Но отношения – это две стороны. И что бы ты не решил, в одностороннем порядке ты это не воплотишь. Мы выбрали путь на тормозах тихо-тихо ждать, когда они состарятся. Оказалось, что это невозможно. Вторую сторону перемены не устраивали.
Все вышло совсем не так, как я предполагала. За полгода мамы не привыкли к более прохладным и менее информативным отношениям. Они накопили недовольство этим фактом. И недовольство периодически вырывалось наружу – претензиями, подколками, истериками. Ничего не получив в результате, кроме вежливости, они отступали, чтобы выдохнуть и сделать новую попытку вернуть нас в привычное для них состояние.
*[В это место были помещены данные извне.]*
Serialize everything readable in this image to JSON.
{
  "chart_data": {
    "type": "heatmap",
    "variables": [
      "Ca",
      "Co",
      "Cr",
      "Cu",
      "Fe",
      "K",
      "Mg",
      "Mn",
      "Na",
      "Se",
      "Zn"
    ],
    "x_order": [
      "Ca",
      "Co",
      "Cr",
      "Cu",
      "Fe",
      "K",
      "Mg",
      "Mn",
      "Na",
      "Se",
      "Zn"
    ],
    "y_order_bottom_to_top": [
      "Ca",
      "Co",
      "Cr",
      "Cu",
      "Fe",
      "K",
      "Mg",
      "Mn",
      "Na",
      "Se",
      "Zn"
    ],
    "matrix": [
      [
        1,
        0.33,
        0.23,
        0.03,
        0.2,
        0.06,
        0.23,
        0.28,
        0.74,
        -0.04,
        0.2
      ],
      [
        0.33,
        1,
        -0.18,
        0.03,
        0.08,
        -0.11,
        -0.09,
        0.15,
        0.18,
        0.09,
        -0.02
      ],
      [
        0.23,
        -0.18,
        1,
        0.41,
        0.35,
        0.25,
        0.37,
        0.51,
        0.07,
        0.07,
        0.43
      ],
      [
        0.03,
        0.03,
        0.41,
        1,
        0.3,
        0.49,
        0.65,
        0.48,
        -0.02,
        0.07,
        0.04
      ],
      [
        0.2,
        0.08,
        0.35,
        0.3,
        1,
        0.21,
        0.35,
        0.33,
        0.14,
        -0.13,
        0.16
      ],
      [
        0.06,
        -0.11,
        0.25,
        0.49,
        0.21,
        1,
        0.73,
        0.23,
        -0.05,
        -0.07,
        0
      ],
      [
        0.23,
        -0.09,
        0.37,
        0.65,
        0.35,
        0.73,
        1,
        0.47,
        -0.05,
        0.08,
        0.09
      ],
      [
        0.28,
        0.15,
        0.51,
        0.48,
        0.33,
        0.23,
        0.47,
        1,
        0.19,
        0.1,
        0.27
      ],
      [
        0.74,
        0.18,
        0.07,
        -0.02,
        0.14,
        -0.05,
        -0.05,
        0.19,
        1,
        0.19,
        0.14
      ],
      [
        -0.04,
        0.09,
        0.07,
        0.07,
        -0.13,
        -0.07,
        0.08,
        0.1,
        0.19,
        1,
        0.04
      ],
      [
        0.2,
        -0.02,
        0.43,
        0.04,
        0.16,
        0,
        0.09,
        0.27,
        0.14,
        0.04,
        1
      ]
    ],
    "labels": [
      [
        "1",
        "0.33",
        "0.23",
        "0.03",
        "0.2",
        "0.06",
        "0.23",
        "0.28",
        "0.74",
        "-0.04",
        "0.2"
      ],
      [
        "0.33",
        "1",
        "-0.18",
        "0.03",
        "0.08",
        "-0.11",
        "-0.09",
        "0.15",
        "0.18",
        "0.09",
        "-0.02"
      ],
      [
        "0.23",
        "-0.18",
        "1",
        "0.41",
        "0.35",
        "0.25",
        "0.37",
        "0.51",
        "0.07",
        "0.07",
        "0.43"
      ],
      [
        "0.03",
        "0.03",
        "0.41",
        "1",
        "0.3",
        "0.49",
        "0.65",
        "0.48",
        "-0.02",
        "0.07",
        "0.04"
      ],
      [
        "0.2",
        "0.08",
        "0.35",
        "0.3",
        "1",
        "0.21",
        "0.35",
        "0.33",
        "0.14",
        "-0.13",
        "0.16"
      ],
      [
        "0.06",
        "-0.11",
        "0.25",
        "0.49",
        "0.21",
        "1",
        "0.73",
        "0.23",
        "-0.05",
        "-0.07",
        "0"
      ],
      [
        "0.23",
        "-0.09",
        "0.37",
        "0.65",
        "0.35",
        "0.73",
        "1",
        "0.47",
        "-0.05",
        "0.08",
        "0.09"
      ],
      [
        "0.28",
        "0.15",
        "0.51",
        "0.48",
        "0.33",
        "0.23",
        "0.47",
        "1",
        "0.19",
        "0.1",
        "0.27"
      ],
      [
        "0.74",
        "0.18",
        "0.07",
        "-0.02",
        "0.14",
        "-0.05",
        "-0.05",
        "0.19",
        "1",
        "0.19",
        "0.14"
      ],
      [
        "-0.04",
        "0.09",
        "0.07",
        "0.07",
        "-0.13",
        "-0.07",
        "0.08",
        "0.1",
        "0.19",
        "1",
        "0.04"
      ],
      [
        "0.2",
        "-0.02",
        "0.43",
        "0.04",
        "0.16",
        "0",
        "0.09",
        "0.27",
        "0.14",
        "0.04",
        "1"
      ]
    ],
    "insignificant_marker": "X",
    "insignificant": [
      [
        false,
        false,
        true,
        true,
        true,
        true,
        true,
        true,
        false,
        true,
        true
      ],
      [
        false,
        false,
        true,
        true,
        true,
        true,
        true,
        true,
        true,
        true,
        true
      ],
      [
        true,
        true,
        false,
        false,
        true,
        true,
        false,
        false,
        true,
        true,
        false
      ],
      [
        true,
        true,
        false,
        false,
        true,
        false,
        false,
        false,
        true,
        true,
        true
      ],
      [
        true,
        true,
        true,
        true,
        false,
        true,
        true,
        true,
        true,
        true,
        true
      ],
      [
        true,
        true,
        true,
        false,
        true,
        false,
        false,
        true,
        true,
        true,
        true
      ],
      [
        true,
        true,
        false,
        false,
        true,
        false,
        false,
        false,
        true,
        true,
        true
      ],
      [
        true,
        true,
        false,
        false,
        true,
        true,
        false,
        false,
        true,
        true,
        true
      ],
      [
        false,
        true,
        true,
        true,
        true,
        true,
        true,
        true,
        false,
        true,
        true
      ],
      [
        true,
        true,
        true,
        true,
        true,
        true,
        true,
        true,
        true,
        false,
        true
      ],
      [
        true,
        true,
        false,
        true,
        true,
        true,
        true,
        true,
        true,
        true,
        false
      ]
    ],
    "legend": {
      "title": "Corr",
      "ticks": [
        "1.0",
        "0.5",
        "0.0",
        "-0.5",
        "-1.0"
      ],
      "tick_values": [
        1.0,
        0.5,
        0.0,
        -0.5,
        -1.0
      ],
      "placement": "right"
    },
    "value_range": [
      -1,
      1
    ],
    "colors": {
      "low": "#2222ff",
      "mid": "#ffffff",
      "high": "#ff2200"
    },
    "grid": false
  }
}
Мамы избегали задавать прямые вопросы, почему мы так замкнулись в себе. Видимо они чувствовали, что могут получить неудобные ответы. Поэтому они делали вид, что все так и должно быть. И продолжали звонить по выходным, чтобы узнать подробности. А мы знали, что, положив трубку, они не скажут о нас не единого доброго слова. И не подумают не единой доброй мысли.
«Ради памяти о наших детях»
После нашего отъезда отношения родителей пережили метаморфозу. Мамы стали созваниваться и делиться новостями о нас. Свекровь стала часто обращаться к бывшему мужу с разными вопросами. Моя мама сказала: «Ну должны же мы в конце концов начать общаться!»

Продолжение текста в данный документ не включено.